Based on a recent report published by Reuters, Georgia rejected Ku Klux Klan request to “adopt” a stretch of highway on Tuesday. State authorities and the white supremacist group may have to resort to legal representatives in order to settle the dispute.
The Ku Klux Klan chapter in Georgia wanted to be a part of the clean-up program that was initiated in Georgia and other states across America. They expressed their intention to “adopt” a stretch of the Georgian highway, but authorities rejected their bid claiming that their decision could cause “significant public concern”.
According to the program, the volunteer group is supposed to take care of the portion of road they adopted by picking up trash and planting trees along the highway.

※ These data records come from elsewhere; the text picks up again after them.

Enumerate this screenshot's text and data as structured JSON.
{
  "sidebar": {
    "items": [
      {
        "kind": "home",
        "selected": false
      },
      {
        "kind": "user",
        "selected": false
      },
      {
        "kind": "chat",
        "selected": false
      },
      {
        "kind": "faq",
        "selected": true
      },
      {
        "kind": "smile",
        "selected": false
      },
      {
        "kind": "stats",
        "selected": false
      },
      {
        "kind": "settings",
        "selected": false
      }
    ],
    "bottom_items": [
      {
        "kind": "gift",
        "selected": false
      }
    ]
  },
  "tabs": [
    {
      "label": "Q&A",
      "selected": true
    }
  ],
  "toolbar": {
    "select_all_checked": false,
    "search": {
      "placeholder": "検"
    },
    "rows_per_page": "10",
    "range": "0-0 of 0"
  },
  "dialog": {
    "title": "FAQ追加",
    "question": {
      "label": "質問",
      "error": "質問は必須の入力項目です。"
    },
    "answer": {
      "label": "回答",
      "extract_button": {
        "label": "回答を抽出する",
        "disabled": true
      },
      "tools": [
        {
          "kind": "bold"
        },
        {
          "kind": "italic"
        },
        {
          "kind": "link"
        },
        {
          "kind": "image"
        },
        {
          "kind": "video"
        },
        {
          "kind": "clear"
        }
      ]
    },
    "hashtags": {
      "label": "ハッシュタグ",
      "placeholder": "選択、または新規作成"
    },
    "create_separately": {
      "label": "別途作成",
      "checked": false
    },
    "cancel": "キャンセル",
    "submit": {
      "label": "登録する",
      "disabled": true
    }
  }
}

Road signs representing the organization are placed at the beginning and the end of the stretch to acknowledge the efforts that the group made. Authorities in Georgia fear that the Ku Klux Klan signs could lead to public safety concerns.
Authorities wrote a statement explaining the Ku Klux Klan chapter why they cannot accept their request. They stated that they cannot erect road signs with the name of an organization that has caused numerous controversies in the past because this could have a powerful impact on the population. In their opinion, drivers could be distracted and the flow of traffic could become dangerous.
The Ku Klux Klan chapter was not pleased with the response they received from the Georgia Department of Transportation. Harley Hanson, also known as the Exalted Cyclops of the Union County Klan, told Reuters reporters that he plans to consider legal action if his bid is rejected. He added that the group will not be deterred by the rejection.
State Representative Tyrone Brooks supported the decision of the Georgia Department of Transportation. He even suggested them to end the program if the Ku Klux Klan chapter continues to file application for the stretch of road.
A similar event took place in 1997 when the state of Missouri rejected the Klan’s request because their membership was racially discriminatory. Their legal action was approved by a federal appeals court, whereas the U.S. Supreme Court refused to hear the case. In the end, the Klan chapter was allowed to take care of the highway stretch for a short period of time.